Join our daily and weekly newsletters for the latest updates and exclusive content on industry-leading AI coverage. Learn More
OpenAI is now showing more details of the reasoning process of o3-mini, its latest reasoning model. The change was announced on OpenAI’s X account and comes as the AI lab is under increased pressure by DeepSeek-R1, a rival open model that fully displays its reasoning tokens.
![](https://venturebeat.com/wp-content/uploads/2025/02/image_ce3f8f.png?w=477)
Models like o3 and R1 undergo a lengthy “chain of thought” (CoT) process in which they generate extra tokens to break down the problem, reason about and test different answers and reach a final solution. Previously, OpenAI’s reasoning models hid their chain of thought and only produced a high-level overview of reasoning steps. This made it difficult for users and developers to understand the model’s reasoning logic and change their instructions and prompts to steer it in the right direction.
OpenAI considered chain of thought a competitive advantage and hid it to prevent rivals from copying to train their models.
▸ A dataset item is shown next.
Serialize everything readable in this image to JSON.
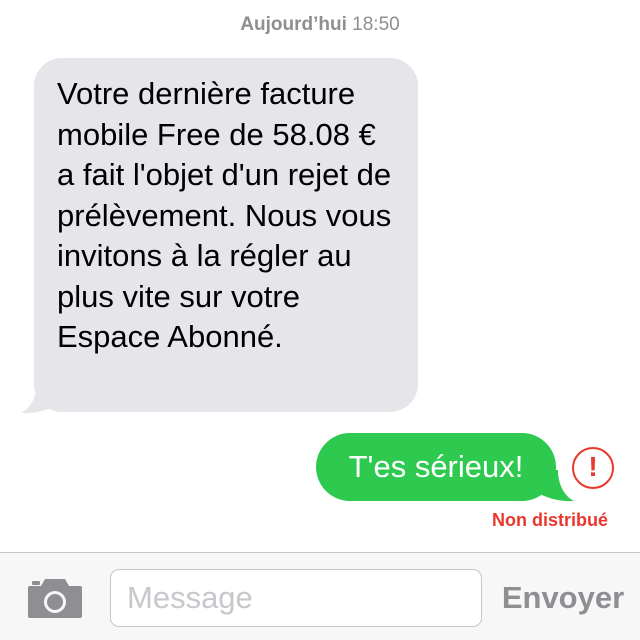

But with R1 and other open models showing their full reasoning trace, the lack of transparency becomes a disadvantage for OpenAI.
The new version of o3-mini shows a more detailed version of CoT. Although we still don’t see the raw tokens, it provides much more clarity on the reasoning process.
![](https://venturebeat.com/wp-content/uploads/2025/02/image_264b8a.png?w=418)
Why it matters for applications
In our previous experiments on o1 and R1, we found that o1 was slightly better at solving data analysis and reasoning problems. However, one of the key limitations was that there was no way to figure out why the model made mistakes — and it often made mistakes when faced with messy real-world data obtained from the web. On the other hand, R1’s chain of thought enabled us to troubleshoot the problems and change our prompts to improve reasoning.
For example, in one of our experiments, both models failed to provide the correct answer. But thanks to R1’s detailed chain of thought, we were able to find out that the problem was not with the model itself but with the retrieval stage that gathered information from the web. In other experiments, R1’s chain of thought was able to provide us with hints when it failed to parse the information we provided it, while o1 only gave us a very rough overview of how it was formulating its response.
We tested the new o3-mini model on a variant of a previous experiment we ran with o1. We provided the model with a text file containing prices of various stocks from January 2024 through January 2025. The file was noisy and unformatted, a mixture of plain text and HTML elements. We then asked the model to calculate the value of a portfolio that invested $140 in the Magnificent 7 stocks on the first day of each month from January 2024 to January 2025, distributed evenly across all stocks (we used the term “Mag 7” in the prompt to make it a bit more challenging).
o3-mini’s CoT was really helpful this time. First, the model reasoned about what the Mag 7 was, filtered the data to only keep the relevant stocks (to make the problem challenging, we added a few non–Mag 7 stocks to the data), calculated the monthly amount to invest in each stock, and made the final calculations to provide the correct answer (the portfolio would be worth around $2,200 at the latest time registered in the data we provided to the model).
![](https://venturebeat.com/wp-content/uploads/2025/02/image_133321.png?w=800)
It will take a lot more testing to see the limits of the new chain of thought, since OpenAI is still hiding a lot of details. But in our vibe checks, it seems that the new format is much more useful.
What it means for OpenAI
When DeepSeek-R1 was released, it had three clear advantages over OpenAI’s reasoning models: It was open, cheap and transparent.
Since then, OpenAI has managed to shorten the gap. While o1 costs $60 per million output tokens, o3-mini costs just $4.40, while outperforming o1 on many reasoning benchmarks. R1 costs around $7 and $8 per million tokens on U.S. providers. (DeepSeek offers R1 at $2.19 per million tokens on its own servers, but many organizations will not be able to use it because it is hosted in China.)
With the new change to the CoT output, OpenAI has managed to somewhat work around the transparency problem.
It remains to be seen what OpenAI will do about open sourcing its models. Since its release, R1 has already been adapted, forked and hosted by many different labs and companies potentially making it the preferred reasoning model for enterprises. OpenAI CEO Sam Altman recently admitted that he was “on the wrong side of history” in open source debate. We’ll have to see how this realization will manifest itself in OpenAI’s future releases.